Thursday, September 8, 2016

The struggle

The struggle 


 I love the thought of what this world must have really been designed for in the beginning. This world holds so much beauty, wonder, splendor and natural power. It`s absolutely amazing to look at, but something happened a long time ago in the hearts and minds of men (people) that makes them want to fight for something that isn’t even theirs in the first place really (our earth). 

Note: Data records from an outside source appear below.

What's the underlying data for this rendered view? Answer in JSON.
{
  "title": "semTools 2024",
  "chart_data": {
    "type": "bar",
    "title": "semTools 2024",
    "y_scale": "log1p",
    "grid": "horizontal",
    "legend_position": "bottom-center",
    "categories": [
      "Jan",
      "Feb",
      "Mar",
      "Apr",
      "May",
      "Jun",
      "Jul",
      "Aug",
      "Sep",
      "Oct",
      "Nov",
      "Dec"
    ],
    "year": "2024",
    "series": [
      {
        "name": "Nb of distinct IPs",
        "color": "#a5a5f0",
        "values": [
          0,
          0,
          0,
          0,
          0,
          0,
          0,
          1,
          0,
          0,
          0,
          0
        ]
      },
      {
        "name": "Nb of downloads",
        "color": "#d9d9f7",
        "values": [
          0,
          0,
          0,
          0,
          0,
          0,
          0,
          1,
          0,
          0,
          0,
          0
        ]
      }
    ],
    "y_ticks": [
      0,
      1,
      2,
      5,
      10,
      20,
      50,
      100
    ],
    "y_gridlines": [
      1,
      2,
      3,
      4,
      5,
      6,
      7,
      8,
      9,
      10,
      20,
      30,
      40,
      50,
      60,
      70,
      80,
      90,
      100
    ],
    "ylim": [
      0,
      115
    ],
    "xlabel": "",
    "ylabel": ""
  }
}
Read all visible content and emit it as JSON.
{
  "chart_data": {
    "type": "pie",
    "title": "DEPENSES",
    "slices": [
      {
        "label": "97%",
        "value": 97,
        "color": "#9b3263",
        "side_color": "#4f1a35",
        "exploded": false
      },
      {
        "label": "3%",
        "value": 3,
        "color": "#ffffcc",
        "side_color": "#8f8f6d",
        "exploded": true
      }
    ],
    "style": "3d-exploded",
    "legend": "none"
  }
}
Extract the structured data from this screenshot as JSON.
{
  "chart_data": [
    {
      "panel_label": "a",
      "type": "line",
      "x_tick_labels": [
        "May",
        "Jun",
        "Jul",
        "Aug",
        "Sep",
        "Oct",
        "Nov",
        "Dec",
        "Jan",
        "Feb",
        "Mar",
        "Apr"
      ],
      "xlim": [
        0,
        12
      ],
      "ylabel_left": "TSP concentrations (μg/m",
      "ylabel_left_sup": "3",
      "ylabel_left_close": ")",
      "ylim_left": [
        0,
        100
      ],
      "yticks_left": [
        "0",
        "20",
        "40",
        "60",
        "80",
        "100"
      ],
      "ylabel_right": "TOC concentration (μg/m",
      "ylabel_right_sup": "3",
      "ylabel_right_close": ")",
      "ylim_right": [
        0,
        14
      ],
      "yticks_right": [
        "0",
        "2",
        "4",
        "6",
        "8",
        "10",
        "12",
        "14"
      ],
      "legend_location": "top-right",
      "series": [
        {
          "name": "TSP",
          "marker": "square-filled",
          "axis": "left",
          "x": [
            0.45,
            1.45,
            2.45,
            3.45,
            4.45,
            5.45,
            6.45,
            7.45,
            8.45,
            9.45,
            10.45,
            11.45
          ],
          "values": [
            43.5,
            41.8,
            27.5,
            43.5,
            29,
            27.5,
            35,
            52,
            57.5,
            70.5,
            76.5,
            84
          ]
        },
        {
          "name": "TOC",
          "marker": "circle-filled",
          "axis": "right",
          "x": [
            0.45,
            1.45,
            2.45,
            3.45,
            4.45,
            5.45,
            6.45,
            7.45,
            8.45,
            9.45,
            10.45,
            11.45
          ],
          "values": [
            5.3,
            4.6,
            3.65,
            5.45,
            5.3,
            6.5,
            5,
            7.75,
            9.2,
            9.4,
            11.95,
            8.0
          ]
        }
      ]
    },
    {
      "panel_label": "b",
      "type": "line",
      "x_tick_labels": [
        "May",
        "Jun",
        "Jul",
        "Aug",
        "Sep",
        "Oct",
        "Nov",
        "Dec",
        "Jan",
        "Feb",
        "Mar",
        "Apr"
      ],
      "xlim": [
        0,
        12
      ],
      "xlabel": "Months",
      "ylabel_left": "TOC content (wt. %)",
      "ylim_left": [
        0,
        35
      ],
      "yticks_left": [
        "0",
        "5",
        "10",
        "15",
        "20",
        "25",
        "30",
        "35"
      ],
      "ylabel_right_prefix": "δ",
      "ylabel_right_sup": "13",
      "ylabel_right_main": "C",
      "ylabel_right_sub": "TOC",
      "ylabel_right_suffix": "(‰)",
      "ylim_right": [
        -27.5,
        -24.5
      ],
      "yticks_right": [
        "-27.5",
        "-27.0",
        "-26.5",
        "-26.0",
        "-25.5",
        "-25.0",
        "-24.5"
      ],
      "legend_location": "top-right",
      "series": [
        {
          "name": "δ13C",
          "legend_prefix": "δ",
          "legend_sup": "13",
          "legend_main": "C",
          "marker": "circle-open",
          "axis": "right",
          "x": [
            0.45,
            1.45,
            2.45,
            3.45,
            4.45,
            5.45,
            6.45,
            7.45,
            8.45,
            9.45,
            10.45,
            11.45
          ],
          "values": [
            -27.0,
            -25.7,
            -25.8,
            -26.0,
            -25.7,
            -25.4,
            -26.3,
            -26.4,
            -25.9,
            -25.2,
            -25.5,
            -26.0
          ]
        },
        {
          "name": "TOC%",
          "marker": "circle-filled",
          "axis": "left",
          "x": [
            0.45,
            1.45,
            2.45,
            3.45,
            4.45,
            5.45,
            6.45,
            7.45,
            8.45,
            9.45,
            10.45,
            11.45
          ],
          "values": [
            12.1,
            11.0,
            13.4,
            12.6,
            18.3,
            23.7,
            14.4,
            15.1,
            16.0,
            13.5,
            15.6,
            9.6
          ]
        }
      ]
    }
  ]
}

 Greed is rewarded and love is sought out and crushed.. Everything is backwards to someone like me and I don’t think I`m alone… I am rare in my thinking but not alone. There`s nothing wrong with this world, something is wrong with the majority of people in charge of running the world and its affairs. I have prayed and thought very hard, very hard for a solution but as I go through my day to day life the way it is designed now, I notice that I am part of the problem as I participate in the way things are. 

I just want something I will never have or see I suppose… peace. Peace in knowing I am bettering the world instead of helping destroy it. I live in a world where I am controlled by fear (fear of losing my house, car, food, everything – unless I work my ass off in a system that just doesn’t work for mankind anymore) being controlled by this fear doesn’t work on me for I fear nothing but the one who created me… my Creator. Please know that I love you more than you can ever imagine or more than I can even show or tell you in this lifetime we have. I am just a very worn down man… by this way of life that I didn’t choose… it chose me. 

 My spirit is so free that I can`t even start to explain it to you but my mind and body are trapped here in a world I can`t stand anymore. It is very hard to be me… I have said that before and will say it again. Peace, happiness and love be with us all.